Gli affreschi raffiguravano immagini simboliche dei primi cristiani — colombe con un ramoscello d’ulivo nel becco, donne che attingevano acqua, l’onnipresente pesce — ma erano fianco a fianco con nicchie più antiche, urne di cremazione e tombe con emblemi precristiani: Iside e Apollo, Bacco che con grandi caraffe traboccanti di vino accoglieva nell’aldilà i morti, una scena di buoi e arieti su due zampe, un’altra di satiri danzanti — notai subito quanto assomigliavano a Martin Sileno e mi girai appena in tempo per cogliere l’occhiata d’intesa di Aenea — e altri ancora, con creature che padre de Soya chiamò menadi, alcune scene campestri, una fila di pernici, un pavone che si lisciava le penne ottenute con frammenti di lapislazzuli di un vivido azzurro che ancora raccoglieva la luce.

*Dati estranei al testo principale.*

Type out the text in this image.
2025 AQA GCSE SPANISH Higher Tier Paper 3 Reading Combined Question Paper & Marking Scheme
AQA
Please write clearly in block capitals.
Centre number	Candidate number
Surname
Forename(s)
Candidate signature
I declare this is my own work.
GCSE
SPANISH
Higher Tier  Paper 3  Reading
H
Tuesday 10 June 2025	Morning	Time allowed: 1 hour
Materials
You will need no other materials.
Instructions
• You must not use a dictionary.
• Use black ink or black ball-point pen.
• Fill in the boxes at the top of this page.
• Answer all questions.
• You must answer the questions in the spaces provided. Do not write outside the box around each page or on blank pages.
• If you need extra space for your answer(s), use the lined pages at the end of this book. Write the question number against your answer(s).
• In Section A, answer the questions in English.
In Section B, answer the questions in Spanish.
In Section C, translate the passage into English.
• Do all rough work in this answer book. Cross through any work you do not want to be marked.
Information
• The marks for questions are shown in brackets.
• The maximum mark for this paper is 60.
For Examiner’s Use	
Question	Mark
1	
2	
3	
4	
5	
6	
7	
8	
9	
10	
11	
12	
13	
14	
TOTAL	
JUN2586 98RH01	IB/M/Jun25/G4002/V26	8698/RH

Vedere quelle opere sotto l’antica plastica chiazzata e il plastivetro mi diede l’impressione di attraversare un mondano acquario di morte. Alla fine giungemmo a una parete rossa ad angolo retto con una parete più bassa di un blu sbiadito e screziato, che mostrava ancora resti di graffiti in latino. Lì il foglio di plastica era più recente e il piccolo contenitore di ossa all’interno risaltava. Il teschio era stato posto sull’ordinata pila di ossa e pareva guardarci con un certo interesse.

Padre de Soya si inginocchiò nella polvere, si fece il segno di croce e chinò la testa in preghiera. Aenea e io restammo più indietro a guardare col muto imbarazzo dell’agnostico in presenza di un vero credente.

Quando si rialzò, padre de Soya aveva gli occhi umidi. «Secondo la storia della Chiesa e il racconto di padre Baggio» disse «gli operai scoprirono quelle povere ossa nel 1949 dopo Cristo. In seguito le analisi mostrarono che appartenevano a un uomo robusto, morto sulla sessantina. Ci troviamo proprio sotto l’altare di San Pietro, costruito qui perché la leggenda diceva che Pietro era stato segretamente sepolto proprio in questo punto. Nel 1968 papa Paolo VI annunciò che secondo il Vaticano queste erano proprio le ossa del Pescatore, lo stesso Pietro che seguì Gesù e fu la pietra sulla quale Cristo edificò la Sua Chiesa.»